パリ+リスボン街歩き  (43) ギュスターヴ・モロー美術館(続き)。

昨日も記したが、ギュスターヴ・モローが死んだのは、1898年。
その何年も前から、自らの作品を展示する美術館の建設を考えていたモロー、1895年、ラ・ロシュフコー街14番地の自宅をその場所と決め、増改築に取りかかった。
1996年と97年は、美術館の準備のために費やした。1897年9月10日付けの遺言状により、モローは、自宅、アトリエ、すべての作品を国家に寄贈した。
ギュスターヴ・モローの願いは、国家に通じた。国立ギュスターヴ・モロー美術館、1903年1月13日、正式に開館した。
以前の私は、美術館や展覧会へ行くと、原則としてその図録を求めていた。しかし、何年か前から、その原則が反転した。原則として、図録を買わなくなった。もちろん、物事には例外はある。とても興味深い、と思った時、また、とても小さいものがあった時には求めることがある。
ギュスターヴ・モロー美術館にも小さな書があった。しかも、日本語の書。ジュヌヴィエーヴ・ラカンブル著、隠岐由紀子監修『ギュスターヴ・モロー 夢を編む画家』(1998年、創元社刊)。
創元社の”知の再発見双書”、文庫本の兄貴分といった感じの体裁なんだが、元はと言えば、ガリマールの叢書を持ってきたもの。その内容の濃さ、バカにできないんだ。
この書の著者、ラカンブルもその当時のギュスターヴ・モロー美術館の館長。ギュスターヴ・モローのことを、こと細かに教えてくれる。上に記した年月日はもちろん、これから記載のことごと、その多くは、ラカンブルの書に教わったことが多い。
ギュスターヴ・モローのプライベートな居住室から、アトリエの方に入ろう。

共に白髪のこの二人が観ているのは、1884年の年記のある、未完の大作『キマイラ達』。
<母を失くしたモローは絶望のあまり何カ月も絵筆をとれず、この作品は手つかずにおかれた>、とラカンブルは記している。

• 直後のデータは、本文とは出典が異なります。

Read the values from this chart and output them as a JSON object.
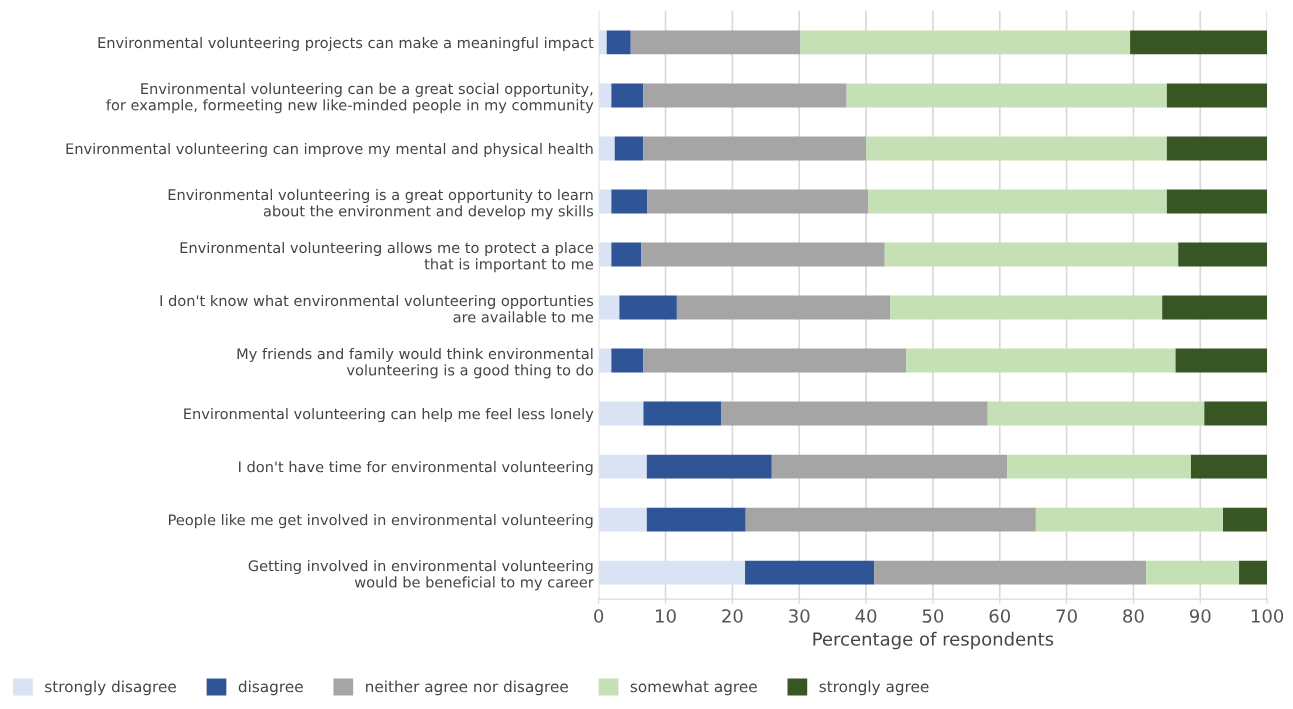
{
  "chart_data": {
    "type": "bar",
    "orientation": "horizontal",
    "stacked": true,
    "xlabel": "Percentage of respondents",
    "categories": [
      "Environmental volunteering projects can make a meaningful impact",
      "Environmental volunteering can be a great social opportunity,\nfor example, formeeting new like-minded people in my community",
      "Environmental volunteering can improve my mental and physical health",
      "Environmental volunteering is a great opportunity to learn\nabout the environment and develop my skills",
      "Environmental volunteering allows me to protect a place\nthat is important to me",
      "I don't know what environmental volunteering opportunties\nare available to me",
      "My friends and family would think environmental\nvolunteering is a good thing to do",
      "Environmental volunteering can help me feel less lonely",
      "I don't have time for environmental volunteering",
      "People like me get involved in environmental volunteering",
      "Getting involved in environmental volunteering\nwould be beneficial to my career"
    ],
    "series": [
      {
        "name": "strongly disagree",
        "color": "#dae3f3",
        "values": [
          1.2,
          1.9,
          2.4,
          1.9,
          1.9,
          3.1,
          1.9,
          6.7,
          7.2,
          7.2,
          21.9
        ]
      },
      {
        "name": "disagree",
        "color": "#2f5597",
        "values": [
          3.6,
          4.8,
          4.3,
          5.4,
          4.5,
          8.6,
          4.8,
          11.6,
          18.7,
          14.8,
          19.3
        ]
      },
      {
        "name": "neither agree nor disagree",
        "color": "#a5a5a5",
        "values": [
          25.4,
          30.4,
          33.3,
          33.0,
          36.4,
          31.9,
          39.3,
          39.9,
          35.2,
          43.4,
          40.7
        ]
      },
      {
        "name": "somewhat agree",
        "color": "#c5e0b4",
        "values": [
          49.3,
          47.9,
          45.0,
          44.7,
          43.9,
          40.7,
          40.3,
          32.4,
          27.5,
          28.0,
          13.9
        ]
      },
      {
        "name": "strongly agree",
        "color": "#375623",
        "values": [
          20.5,
          15.0,
          15.0,
          15.0,
          13.3,
          15.7,
          13.7,
          9.4,
          11.4,
          6.6,
          4.2
        ]
      }
    ],
    "xlim": [
      0,
      100
    ],
    "xticks": [
      0,
      10,
      20,
      30,
      40,
      50,
      60,
      70,
      80,
      90,
      100
    ],
    "grid": "x",
    "legend": "bottom"
  }
}
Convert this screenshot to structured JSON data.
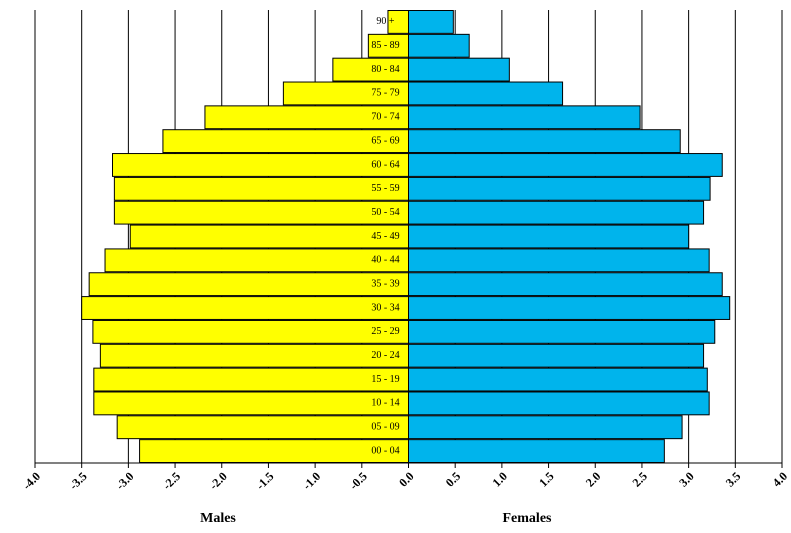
{
  "chart_data": {
    "type": "bar",
    "orientation": "horizontal",
    "categories": [
      "00 - 04",
      "05 - 09",
      "10 - 14",
      "15 - 19",
      "20 - 24",
      "25 - 29",
      "30 - 34",
      "35 - 39",
      "40 - 44",
      "45 - 49",
      "50 - 54",
      "55 - 59",
      "60 - 64",
      "65 - 69",
      "70 - 74",
      "75 - 79",
      "80 - 84",
      "85 - 89",
      "90 +"
    ],
    "series": [
      {
        "name": "Males",
        "color": "#ffff00",
        "values": [
          -2.88,
          -3.12,
          -3.37,
          -3.37,
          -3.3,
          -3.38,
          -3.5,
          -3.42,
          -3.25,
          -2.98,
          -3.15,
          -3.15,
          -3.17,
          -2.63,
          -2.18,
          -1.34,
          -0.81,
          -0.43,
          -0.22
        ]
      },
      {
        "name": "Females",
        "color": "#00b4ec",
        "values": [
          2.74,
          2.93,
          3.22,
          3.2,
          3.16,
          3.28,
          3.44,
          3.36,
          3.22,
          3.0,
          3.16,
          3.23,
          3.36,
          2.91,
          2.48,
          1.65,
          1.08,
          0.65,
          0.48
        ]
      }
    ],
    "xlim": [
      -4,
      4
    ],
    "xticks": [
      {
        "value": -4,
        "label": "-4.0"
      },
      {
        "value": -3.5,
        "label": "-3.5"
      },
      {
        "value": -3,
        "label": "-3.0"
      },
      {
        "value": -2.5,
        "label": "-2.5"
      },
      {
        "value": -2,
        "label": "-2.0"
      },
      {
        "value": -1.5,
        "label": "-1.5"
      },
      {
        "value": -1,
        "label": "-1.0"
      },
      {
        "value": -0.5,
        "label": "-0.5"
      },
      {
        "value": 0,
        "label": "0.0"
      },
      {
        "value": 0.5,
        "label": "0.5"
      },
      {
        "value": 1,
        "label": "1.0"
      },
      {
        "value": 1.5,
        "label": "1.5"
      },
      {
        "value": 2,
        "label": "2.0"
      },
      {
        "value": 2.5,
        "label": "2.5"
      },
      {
        "value": 3,
        "label": "3.0"
      },
      {
        "value": 3.5,
        "label": "3.5"
      },
      {
        "value": 4,
        "label": "4.0"
      }
    ],
    "grid": true
  }
}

その横の作品、この写真では右端の作品は、『神秘の花』。
白いボードを持った人が何人もいる。作品の解説が書いてある。日本語のものもある。

その左の方。
前のイーゼルに乗っている左の作品は、『ヴィーナスの誕生』の下絵。ギュスターヴ・モロー、未完には終わったが、若い頃、フィレンツェのウフィツィ美術館でボッティチェリの模写をしてるんだ。だから、であろう。

その後ろに隠れているのは、これ。
ギリシャ神話の英雄、ヘラクレスを描いた『テスピウスの娘たち』。

さらに左側は、こう。

ギュスターヴ・モロー、すさまじい数のデッサンをし、多くの下絵を残している。

これも、そう。下絵である。

アトリエのこの階、こちらを見ると、このよう。

後ろを見ると、このようだ。
螺旋階段がある。

<大アトリエと有名な螺旋階段がつくられたのは1895年のことである>、と日本語に訳されたジュヌヴィエーヴ・ラカンブルの書にはある。